- Directed by: Dell Henderson Mack Sennett
- Written by: Roy Del Ruth (scenario)
- Produced by: Mack Sennett
- Starring: William Collier Sr. Blanche Payson Joseph Belmont Alice Davenport Mae Busch
- Production company: Keystone Studios
- Distributed by: Triangle Film Corporation
- Release date: March 5, 1916;
- Running time: 14 minutes
- Country: United States
- Language: Silent (English intertitles)

= Wife and Auto Trouble =

Wife and Auto Trouble is a 1916 American silent comedy film short directed by Dell Henderson and Mack Sennett. It was made by the "Tri-Stone Film Company", an evolution of "Keystone Triangle" which in turn evolved from the famous Keystone Film Company.

== Plot ==

A new husband shares a house with his wife and mother-in-law and a second man (listed as a brother-in-law). The first scene shows favoritism at the breakfast table to the second man, but whilst he reads his paper the table is rotated to ensure a good cup of coffee for the husband.

At work the husband chats up his secretary Mae Busch and is discovered by the second male who calls his mother-in-law. A car bought for the secretary is given to the wife as a gift to stall her, but the secretary demands it back. Action moves to a private booth in a restaurant/dance hall where a similar evasion act ensues.

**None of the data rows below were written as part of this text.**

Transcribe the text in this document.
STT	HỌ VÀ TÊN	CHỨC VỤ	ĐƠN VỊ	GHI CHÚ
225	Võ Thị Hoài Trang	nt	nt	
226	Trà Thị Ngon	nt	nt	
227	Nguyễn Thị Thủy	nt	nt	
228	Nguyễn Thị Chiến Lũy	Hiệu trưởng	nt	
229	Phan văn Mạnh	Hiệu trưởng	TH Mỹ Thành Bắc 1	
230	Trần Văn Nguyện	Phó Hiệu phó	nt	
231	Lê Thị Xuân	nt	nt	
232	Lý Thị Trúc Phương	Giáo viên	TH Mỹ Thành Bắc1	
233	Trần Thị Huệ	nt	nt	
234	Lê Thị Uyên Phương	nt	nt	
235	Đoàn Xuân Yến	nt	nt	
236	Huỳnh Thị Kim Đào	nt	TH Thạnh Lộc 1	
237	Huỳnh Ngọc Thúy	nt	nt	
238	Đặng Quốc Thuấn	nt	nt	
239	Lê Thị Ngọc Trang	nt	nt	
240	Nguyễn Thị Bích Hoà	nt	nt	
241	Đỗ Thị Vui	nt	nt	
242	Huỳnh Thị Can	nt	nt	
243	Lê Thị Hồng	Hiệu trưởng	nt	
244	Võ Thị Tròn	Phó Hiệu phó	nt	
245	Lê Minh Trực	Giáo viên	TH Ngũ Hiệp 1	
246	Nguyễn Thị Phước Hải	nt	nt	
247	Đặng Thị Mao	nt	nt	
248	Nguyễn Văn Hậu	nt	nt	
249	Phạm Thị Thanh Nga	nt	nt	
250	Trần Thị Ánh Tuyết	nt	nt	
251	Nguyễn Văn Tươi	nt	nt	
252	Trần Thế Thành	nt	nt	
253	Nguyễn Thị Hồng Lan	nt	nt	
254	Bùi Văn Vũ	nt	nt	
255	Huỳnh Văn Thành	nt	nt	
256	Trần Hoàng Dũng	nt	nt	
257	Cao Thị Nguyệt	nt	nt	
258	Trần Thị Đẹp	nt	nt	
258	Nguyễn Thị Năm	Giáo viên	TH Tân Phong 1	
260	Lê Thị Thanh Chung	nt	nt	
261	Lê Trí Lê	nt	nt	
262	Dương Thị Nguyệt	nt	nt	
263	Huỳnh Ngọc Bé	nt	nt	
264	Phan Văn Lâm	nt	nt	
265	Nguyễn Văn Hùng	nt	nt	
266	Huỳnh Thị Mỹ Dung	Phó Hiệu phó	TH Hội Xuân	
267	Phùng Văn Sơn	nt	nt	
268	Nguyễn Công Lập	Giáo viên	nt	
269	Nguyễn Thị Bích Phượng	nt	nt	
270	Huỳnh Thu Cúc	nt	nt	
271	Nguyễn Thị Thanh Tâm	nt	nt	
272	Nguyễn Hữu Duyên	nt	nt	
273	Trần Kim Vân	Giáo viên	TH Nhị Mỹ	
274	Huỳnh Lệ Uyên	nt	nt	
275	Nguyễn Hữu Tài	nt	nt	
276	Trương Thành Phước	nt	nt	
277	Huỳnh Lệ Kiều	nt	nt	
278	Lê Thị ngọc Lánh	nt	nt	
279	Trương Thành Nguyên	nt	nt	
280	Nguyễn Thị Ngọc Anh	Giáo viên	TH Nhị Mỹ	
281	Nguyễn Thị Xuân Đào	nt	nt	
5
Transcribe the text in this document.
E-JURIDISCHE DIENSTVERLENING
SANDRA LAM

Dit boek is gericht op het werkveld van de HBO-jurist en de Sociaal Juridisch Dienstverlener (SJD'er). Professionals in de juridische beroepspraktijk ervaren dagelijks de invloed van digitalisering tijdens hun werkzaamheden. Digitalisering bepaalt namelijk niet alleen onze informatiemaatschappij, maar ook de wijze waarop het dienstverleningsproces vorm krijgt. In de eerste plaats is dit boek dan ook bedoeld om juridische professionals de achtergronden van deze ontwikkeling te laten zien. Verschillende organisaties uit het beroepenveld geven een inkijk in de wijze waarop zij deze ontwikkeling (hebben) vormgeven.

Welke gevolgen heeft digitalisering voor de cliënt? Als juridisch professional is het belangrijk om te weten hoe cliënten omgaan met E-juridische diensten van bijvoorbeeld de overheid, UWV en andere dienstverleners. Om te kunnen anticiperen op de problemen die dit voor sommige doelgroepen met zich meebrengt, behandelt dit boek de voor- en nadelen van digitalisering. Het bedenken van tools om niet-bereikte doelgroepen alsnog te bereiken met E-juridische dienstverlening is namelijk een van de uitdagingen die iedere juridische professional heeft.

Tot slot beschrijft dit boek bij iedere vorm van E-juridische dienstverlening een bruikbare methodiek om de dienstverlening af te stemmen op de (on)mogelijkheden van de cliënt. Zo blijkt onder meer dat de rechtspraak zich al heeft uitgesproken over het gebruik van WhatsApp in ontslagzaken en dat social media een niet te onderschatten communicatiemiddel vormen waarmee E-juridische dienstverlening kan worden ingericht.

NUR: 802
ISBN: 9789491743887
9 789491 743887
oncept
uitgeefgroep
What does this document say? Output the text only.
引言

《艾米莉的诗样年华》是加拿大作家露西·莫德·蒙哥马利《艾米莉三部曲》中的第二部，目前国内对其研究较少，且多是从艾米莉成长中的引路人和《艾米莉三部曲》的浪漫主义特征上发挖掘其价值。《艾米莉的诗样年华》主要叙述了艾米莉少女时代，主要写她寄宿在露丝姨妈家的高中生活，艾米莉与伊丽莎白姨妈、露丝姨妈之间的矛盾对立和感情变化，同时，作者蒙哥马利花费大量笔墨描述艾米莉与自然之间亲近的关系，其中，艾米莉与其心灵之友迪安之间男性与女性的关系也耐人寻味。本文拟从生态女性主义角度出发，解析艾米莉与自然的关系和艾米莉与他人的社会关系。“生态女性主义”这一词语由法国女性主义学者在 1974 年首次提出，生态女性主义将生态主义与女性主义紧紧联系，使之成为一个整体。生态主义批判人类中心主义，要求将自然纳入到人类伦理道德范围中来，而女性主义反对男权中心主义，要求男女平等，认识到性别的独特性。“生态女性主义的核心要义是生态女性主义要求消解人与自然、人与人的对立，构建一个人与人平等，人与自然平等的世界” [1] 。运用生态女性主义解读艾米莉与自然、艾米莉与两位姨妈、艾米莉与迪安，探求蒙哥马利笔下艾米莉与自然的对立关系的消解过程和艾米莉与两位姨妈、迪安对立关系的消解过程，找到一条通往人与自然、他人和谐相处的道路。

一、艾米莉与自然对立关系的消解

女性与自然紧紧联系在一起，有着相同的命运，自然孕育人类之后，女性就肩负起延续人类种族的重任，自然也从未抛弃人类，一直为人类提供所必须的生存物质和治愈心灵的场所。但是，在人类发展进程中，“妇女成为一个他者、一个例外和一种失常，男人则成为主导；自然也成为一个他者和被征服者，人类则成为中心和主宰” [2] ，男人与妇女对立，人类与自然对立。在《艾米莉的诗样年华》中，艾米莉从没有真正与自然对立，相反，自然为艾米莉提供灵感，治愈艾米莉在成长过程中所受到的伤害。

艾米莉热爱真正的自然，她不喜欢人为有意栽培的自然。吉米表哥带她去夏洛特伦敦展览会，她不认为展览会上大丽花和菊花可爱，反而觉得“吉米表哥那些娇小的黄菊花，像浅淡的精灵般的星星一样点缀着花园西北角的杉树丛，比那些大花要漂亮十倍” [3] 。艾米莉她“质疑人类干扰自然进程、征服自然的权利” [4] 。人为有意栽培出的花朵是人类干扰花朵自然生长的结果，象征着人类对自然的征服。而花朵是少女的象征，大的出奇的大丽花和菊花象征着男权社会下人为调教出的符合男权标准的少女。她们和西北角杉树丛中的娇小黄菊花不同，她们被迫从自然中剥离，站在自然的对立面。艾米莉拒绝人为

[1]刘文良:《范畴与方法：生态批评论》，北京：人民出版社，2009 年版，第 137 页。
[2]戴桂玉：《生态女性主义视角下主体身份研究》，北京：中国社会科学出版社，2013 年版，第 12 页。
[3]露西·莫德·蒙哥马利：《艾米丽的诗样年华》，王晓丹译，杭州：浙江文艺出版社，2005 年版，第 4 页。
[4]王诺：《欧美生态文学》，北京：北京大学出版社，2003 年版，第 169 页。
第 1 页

A car chase ensues followed by the "Tri-Stone Kops", an evolution from the earlier Keystone Kops.

== Cast ==
- William Collier Sr. as A meek husband
- Blanche Payson as His wife
- Joseph Belmont as His Brother-In-Law
- Alice Davenport as His Mother-In-Law
- Mae Busch as A speedy stenographer
- Wayland Trask as Waiter
- Eddie Cline as Driver
- Hugh Fay as Hayseed Character in Store
- Tri-Stone Kops: Jimmy Bryant, Joseph Callahan, Billy Gilbert, Al Kaufman

== Preservation ==
A 16 mm copy of the film is held by George Eastman House.